Апрель для Октября (СИ)
Ангел отвела глаза. Да ладно, она не могла всерьёз так думать!
— Брось, — с нажимом продолжил Дин. — Филлип Спайн изменял жене буквально со дня свадьбы — пока невеста развлекала гостей, он успел отыметь в сортире её подружку. Вся улица знала о его похождениях, только Мэри до последнего оставалась в блаженном неведении. И ты хочешь сказать, что эта смерть не стала торжеством справедливости?
— Справедливости для кого? — тихо уточнила ангел.
— Для всех, — безапелляционно заявил Дин.
— Справедливости «для всех» не существует, — девичий голос стал ещё тише. — Взгляни.

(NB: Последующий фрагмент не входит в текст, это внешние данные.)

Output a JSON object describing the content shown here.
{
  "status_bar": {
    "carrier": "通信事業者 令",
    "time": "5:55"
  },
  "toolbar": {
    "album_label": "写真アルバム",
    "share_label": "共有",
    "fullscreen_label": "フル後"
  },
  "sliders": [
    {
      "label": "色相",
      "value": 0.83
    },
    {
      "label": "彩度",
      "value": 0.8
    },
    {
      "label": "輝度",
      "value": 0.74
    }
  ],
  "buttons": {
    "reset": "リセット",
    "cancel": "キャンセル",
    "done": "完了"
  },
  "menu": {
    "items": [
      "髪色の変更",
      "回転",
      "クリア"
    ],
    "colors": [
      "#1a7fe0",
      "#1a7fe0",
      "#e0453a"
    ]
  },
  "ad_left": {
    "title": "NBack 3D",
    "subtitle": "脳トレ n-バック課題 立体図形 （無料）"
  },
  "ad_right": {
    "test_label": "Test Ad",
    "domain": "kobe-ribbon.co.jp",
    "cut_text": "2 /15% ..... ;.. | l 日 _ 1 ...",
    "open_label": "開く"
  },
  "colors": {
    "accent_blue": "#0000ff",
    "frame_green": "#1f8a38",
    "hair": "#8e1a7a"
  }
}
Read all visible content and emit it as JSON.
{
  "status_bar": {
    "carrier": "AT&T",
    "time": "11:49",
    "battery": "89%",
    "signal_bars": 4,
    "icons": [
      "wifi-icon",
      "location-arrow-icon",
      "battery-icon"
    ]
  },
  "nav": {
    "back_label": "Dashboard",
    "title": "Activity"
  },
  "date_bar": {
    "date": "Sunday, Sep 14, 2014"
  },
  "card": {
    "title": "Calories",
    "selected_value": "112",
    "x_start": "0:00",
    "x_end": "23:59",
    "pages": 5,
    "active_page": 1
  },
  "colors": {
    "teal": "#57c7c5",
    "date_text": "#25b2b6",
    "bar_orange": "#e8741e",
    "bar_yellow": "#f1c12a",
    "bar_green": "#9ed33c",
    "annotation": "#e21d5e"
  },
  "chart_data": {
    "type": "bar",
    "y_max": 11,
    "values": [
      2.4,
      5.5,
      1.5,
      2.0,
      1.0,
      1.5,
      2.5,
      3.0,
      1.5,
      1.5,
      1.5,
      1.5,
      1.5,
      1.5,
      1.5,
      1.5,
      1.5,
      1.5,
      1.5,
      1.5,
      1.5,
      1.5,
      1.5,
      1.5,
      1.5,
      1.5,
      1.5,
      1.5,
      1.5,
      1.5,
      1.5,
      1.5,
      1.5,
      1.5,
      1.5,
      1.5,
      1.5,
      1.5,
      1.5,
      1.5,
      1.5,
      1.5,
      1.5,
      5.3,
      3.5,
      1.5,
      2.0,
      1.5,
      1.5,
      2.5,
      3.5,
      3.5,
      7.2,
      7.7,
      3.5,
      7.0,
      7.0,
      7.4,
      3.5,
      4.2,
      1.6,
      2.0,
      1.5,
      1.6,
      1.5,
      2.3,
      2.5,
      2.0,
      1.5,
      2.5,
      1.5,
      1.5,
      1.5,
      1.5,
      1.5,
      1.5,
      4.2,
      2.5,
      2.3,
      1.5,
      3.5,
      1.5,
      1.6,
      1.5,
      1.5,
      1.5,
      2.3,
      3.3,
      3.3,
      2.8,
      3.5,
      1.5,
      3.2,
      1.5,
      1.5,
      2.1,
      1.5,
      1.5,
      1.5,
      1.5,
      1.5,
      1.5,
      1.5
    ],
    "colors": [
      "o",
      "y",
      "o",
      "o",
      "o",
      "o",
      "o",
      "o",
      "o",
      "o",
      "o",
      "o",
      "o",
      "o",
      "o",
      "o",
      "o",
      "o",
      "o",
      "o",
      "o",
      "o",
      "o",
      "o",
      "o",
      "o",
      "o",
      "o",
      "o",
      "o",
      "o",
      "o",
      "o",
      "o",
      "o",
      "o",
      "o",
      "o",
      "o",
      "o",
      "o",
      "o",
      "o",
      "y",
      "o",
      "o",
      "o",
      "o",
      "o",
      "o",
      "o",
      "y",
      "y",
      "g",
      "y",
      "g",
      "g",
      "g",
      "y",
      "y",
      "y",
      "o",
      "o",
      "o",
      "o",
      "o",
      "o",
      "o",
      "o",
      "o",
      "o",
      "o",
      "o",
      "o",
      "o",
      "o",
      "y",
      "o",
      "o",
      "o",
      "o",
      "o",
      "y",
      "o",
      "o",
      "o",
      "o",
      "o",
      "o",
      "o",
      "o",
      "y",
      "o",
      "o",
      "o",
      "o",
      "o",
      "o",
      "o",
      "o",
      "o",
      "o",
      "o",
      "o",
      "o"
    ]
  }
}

Полный скепсиса Дин посмотрел на ту часть города, куда жестом указала собеседница. Кладбище? А, похороны — он прищурился — обсуждаемого Фила Спайна. Мэри стоит немного в стороне — кто бы сомневался. Кстати, строгий вдовий наряд идёт ей гораздо больше идиотских клетчатых платьев, которые она носит дома. Хорошо, кто там ещё среди провожающих? Коллеги, соседи, любовницы — целых трое, и каждая полагает себя единственной. Дуры. Ещё родители: седая мать патетично рыдает над гробом, отец смахивает с ресниц скупую слезу. Как банально.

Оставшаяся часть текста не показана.